Ben and Carrie Johnson peered out the second-story window of their brick rowhouse at 220 G St. NW. On the sidewalk below, dozens of white men clustered around the glowing street lamp, pointing up at them. Trapped and surrounded, the Johnsons feared for their lives.
It was the night of Monday, July 21, 1919, and the city of Washington was engulfed in racial combat. In expectation of trouble, Ben, a 52-year-old African American man, had obtained a .38-caliber revolver. With his 17-year-old daughter Carrie, he watched the chaotic scene outside, where black residents, taking refuge on the roofs of their houses, were hurling rocks at the gathering whites.

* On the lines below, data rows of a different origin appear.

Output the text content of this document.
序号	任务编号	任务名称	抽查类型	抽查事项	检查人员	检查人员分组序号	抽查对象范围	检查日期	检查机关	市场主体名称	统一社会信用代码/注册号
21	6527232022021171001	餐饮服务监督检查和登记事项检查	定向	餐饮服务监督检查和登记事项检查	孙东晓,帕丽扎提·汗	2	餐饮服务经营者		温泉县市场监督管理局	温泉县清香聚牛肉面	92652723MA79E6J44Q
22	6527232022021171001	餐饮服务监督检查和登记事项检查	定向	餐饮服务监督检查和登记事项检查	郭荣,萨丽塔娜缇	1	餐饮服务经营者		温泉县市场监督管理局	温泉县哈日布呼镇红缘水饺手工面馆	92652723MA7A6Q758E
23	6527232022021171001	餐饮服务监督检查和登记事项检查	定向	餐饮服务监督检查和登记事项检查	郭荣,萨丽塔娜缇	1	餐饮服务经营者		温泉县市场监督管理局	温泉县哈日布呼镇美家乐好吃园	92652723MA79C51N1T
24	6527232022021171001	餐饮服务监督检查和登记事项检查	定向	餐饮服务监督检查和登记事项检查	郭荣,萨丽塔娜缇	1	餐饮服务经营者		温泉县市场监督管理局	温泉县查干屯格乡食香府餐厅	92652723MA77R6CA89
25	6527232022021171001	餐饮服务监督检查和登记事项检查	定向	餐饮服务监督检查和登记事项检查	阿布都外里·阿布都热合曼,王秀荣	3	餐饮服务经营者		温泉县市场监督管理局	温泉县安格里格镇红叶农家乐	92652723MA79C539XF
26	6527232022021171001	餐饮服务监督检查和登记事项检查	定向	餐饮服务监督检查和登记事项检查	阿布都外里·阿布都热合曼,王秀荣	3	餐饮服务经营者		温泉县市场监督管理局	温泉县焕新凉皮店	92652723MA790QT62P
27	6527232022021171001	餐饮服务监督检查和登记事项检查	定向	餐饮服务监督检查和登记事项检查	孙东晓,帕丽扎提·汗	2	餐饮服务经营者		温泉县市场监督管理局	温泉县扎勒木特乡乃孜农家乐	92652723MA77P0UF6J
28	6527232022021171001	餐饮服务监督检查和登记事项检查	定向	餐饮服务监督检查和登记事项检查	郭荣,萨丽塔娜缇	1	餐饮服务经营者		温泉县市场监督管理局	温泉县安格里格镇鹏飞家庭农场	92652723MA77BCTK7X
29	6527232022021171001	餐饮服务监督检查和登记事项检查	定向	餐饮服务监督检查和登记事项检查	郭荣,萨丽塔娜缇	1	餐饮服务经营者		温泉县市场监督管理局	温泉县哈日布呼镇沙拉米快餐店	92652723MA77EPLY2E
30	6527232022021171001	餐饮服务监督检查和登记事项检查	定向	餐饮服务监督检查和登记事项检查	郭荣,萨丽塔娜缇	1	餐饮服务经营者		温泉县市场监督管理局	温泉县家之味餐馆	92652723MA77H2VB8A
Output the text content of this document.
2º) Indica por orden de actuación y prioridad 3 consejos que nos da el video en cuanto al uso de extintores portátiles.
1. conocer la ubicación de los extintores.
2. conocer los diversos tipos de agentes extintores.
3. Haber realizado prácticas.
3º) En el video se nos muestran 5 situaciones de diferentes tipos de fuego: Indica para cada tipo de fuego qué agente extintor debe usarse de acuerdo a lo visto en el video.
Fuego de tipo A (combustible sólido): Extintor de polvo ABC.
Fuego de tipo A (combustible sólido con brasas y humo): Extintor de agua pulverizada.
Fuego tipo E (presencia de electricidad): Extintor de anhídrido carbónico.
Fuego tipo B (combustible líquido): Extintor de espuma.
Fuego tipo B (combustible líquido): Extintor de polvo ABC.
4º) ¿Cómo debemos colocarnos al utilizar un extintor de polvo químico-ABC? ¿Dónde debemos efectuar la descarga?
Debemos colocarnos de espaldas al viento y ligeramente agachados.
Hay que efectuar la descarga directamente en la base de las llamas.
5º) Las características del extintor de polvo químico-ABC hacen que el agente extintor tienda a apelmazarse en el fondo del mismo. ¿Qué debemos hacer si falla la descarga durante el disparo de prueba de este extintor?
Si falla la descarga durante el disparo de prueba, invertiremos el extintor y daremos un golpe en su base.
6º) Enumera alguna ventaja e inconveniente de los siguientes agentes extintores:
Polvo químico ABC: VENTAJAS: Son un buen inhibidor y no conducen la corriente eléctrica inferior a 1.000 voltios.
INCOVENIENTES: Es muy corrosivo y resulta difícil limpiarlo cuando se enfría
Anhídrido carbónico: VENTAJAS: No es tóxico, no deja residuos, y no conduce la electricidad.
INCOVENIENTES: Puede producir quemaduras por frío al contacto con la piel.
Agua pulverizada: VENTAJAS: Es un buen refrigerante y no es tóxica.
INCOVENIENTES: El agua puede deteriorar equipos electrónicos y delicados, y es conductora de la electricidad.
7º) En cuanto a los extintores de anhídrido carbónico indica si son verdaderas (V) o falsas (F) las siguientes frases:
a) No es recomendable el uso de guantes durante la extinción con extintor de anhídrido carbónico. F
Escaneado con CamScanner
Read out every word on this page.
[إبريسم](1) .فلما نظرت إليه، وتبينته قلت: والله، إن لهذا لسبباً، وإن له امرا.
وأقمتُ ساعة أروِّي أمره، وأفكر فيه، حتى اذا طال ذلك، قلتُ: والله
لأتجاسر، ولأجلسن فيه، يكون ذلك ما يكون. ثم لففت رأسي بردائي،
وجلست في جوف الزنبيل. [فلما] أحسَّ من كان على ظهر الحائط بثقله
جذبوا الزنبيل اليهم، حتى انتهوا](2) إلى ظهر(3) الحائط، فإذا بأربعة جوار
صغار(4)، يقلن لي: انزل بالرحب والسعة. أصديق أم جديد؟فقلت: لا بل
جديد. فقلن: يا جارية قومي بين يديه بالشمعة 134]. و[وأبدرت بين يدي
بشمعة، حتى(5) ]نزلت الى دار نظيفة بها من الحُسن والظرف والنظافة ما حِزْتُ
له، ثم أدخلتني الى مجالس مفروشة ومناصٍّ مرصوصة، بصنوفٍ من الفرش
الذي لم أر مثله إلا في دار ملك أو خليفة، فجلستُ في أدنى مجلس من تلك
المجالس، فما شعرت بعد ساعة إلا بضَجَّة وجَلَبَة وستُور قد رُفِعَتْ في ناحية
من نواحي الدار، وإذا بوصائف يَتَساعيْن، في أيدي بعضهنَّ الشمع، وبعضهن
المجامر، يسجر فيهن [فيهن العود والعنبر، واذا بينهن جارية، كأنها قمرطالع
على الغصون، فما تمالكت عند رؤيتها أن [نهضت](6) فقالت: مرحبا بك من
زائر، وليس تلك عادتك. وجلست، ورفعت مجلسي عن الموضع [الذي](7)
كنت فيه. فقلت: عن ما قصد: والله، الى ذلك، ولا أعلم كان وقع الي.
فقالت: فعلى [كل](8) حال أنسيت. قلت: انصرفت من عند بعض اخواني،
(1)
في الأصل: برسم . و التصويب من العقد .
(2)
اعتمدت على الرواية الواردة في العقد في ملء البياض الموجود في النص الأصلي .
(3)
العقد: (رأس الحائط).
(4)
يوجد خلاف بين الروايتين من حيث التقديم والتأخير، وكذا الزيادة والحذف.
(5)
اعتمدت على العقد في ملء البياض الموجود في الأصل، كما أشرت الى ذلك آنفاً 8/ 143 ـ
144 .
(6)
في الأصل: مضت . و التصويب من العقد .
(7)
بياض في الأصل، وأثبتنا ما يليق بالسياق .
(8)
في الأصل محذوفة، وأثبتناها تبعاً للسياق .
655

An African American musician returning from a late-night gig heard someone shout, “Get the n—–!” A flying brick struck a police officer in the head, dropping him to his knees. Gunshots sounded from the houses across the street. A car full of white men came roaring up the alley next to the Johnsons’ rowhouse. More gunfire rang out. Two Metropolitan Police patrolmen approached, and bystanders told them the shots had come from the second floor. The patrolmen sent for reinforcements. Within minutes, two Army trucks disgorged two dozen armed Marines who surrounded the rowhouse, ready for orders.
James Weldon Johnson — poet, activist and field secretary of the National Association for the Advancement of Colored People — called it the Red Summer, a season of blood in America: From April to November 1919, the United States experienced a rolling series of race wars that might be described as a neo-Confederate offensive. Fifty-four years after Appomattox, riots broke out in at least 26 cities. Lynchings spread; by year’s end, 76 black men would be lynched, the most in a decade. Everywhere, the story was the same: White mobs, often encouraged by newspaper attention, mobilized to attack their African American neighbors for crimes real and imagined.